##Goals
- Create a feedforward neural network for classifying CIFAR10 dataset
- Various activation functions and their pros/cons
- Use tensor board for visualiazing

In [216]:
# imports and setup
import torch
import torch.nn as nn
import torch.optim as optim
from torchvision import datasets, transforms
from torch.utils.data import DataLoader
import torch.nn.functional as F
import logging
import matplotlib.pyplot as plt
import numpy as np
from torch.utils.tensorboard import SummaryWriter
from sklearn.model_selection import train_test_split

# Set up logging
logging.basicConfig(level=logging.INFO)
writer = SummaryWriter('runs/cifar10_experiment_4')

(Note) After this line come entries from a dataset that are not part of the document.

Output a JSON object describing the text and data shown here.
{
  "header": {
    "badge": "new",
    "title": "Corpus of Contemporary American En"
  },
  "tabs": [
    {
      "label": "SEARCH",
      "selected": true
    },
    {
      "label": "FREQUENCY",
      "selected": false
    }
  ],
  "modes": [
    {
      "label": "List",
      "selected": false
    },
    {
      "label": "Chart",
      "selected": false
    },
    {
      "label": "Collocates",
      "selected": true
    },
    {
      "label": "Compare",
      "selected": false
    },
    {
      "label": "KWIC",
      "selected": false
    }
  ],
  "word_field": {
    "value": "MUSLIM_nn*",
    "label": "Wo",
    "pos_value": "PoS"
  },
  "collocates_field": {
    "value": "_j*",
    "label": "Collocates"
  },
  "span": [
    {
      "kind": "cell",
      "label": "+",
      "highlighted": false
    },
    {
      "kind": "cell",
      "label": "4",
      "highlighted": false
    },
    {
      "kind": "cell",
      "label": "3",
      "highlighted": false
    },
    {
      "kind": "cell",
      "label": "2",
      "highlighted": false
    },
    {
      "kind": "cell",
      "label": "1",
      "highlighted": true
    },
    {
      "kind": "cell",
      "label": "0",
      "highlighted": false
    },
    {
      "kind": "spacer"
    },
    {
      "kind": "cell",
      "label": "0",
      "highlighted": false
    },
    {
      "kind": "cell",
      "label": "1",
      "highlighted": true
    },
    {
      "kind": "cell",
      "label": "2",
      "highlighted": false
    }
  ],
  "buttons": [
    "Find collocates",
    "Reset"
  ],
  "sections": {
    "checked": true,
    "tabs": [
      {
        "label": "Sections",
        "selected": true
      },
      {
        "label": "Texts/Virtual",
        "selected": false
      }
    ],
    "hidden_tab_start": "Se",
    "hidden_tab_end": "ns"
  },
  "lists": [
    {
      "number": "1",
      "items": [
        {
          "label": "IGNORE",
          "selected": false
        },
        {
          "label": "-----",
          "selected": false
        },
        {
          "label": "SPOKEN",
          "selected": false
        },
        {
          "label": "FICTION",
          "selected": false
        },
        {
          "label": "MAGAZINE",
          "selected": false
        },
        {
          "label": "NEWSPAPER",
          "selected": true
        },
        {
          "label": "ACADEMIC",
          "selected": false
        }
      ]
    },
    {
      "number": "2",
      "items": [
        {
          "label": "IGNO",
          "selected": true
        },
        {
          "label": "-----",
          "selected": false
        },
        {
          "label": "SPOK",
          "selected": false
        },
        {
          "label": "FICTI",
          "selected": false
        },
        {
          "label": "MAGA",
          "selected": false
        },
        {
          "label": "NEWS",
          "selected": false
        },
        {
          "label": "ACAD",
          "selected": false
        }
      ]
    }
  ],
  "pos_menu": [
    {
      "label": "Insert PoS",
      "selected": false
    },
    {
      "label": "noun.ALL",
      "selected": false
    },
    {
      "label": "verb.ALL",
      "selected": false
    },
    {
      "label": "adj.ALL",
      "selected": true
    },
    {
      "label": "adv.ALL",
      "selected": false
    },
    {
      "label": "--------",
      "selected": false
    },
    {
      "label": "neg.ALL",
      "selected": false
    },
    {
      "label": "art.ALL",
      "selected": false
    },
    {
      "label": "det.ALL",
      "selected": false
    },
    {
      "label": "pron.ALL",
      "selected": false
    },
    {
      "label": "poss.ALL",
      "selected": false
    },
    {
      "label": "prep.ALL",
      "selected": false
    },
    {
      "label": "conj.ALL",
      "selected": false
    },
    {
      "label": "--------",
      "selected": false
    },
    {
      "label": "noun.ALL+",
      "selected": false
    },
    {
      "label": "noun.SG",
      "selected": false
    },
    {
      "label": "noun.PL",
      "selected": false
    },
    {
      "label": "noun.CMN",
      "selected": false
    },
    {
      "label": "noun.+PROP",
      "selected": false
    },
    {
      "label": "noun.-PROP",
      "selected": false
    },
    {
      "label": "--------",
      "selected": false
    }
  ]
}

# Set random seed for pytorch and numpy
# numpy seed takes care of numpy and scipy
torch.manual_seed(42)
np.random.seed(42)

# Check if GPU is available
device = torch.device("cuda" if torch.cuda.is_available() else "cpu")
logging.info(f"Using {device} device")

# classes from CIFAR10
classes = ('plane', 'car', 'bird', 'cat', 'deer', 'dog', 'frog', 'horse', 'ship', 'truck')

INFO:root:Using cpu device


In [217]:
# Data loading and preprocessing
def imshow(ax, img):
    npimg = img.numpy()
    # normalize the image from 0 to 1, cifar10 has it from -1 to 1
    npimg = (npimg+1)/2
    # imshow expects color channel to be the third dimension
    # and it expects the RGB values to be between 
    ax.imshow(np.transpose(npimg, (1, 2, 0)))

def visualize_training_examples(train_dataset, classes, num_images=6):
    # Select num_images random indices
    indices = np.random.choice(len(train_dataset), size=num_images, replace=False)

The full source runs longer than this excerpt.